A new fusion feature based on convolutional neural network for pig cough recognition in field situations
Weizheng Shen, Ding Tu, Yanling Yin, Jun Bao
Abstract
Pig cough is considered the most common clinical symptom of respiratory diseases. Thus, establishing an early warning system for respiratory diseases in pigs by monitoring and identifying their cough sounds is important. In this paper, we propose a new fusion feature, namely Mel-frequency cepstral coefficient-convolutional neural network (MFCC-CNN), to improve the recognition accuracy of pig coughs. We obtained the MFCC-CNN feature by fusing multiple frames of MFCC with multiple one-layer CNNs.
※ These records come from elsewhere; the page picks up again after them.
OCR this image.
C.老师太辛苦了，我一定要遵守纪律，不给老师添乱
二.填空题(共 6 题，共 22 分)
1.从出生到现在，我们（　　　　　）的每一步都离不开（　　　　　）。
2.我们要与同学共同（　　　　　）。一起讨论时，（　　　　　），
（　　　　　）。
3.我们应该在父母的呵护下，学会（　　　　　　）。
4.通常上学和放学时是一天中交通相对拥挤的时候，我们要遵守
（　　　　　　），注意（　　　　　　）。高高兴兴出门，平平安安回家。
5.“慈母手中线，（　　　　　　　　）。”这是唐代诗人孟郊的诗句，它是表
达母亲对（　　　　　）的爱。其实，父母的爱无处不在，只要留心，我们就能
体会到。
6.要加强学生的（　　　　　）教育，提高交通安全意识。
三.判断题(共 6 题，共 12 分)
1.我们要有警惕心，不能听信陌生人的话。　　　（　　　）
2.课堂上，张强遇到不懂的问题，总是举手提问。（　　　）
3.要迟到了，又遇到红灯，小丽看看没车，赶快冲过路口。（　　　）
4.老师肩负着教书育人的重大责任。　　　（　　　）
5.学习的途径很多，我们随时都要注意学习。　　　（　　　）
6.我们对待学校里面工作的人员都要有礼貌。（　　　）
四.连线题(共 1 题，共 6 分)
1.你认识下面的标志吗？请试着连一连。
We used softmax and linear support vector machine (SVM) classifiers for classification. We tested the algorithm through field experiments. The results reveal that the performance of classifiers using the MFCC-CNN feature was significantly better than those using the MFCC feature. The F1-score increased by 10.37% and 5.21%, and the cough accuracy increased by 7.21% and 3.86% for the softmax and SVM classifiers, respectively. We also analyzed the impact of different numbers of fusion frames on the classification performance. The results reveal that fusing 55 and 45 adjacent frames resulted in the best performance for the softmax and SVM classifiers, respectively. From this research, we can conclude that a system constructed by simple one-layer CNNs and SVM classifiers can demonstrate excellent performance in pig sound recognition.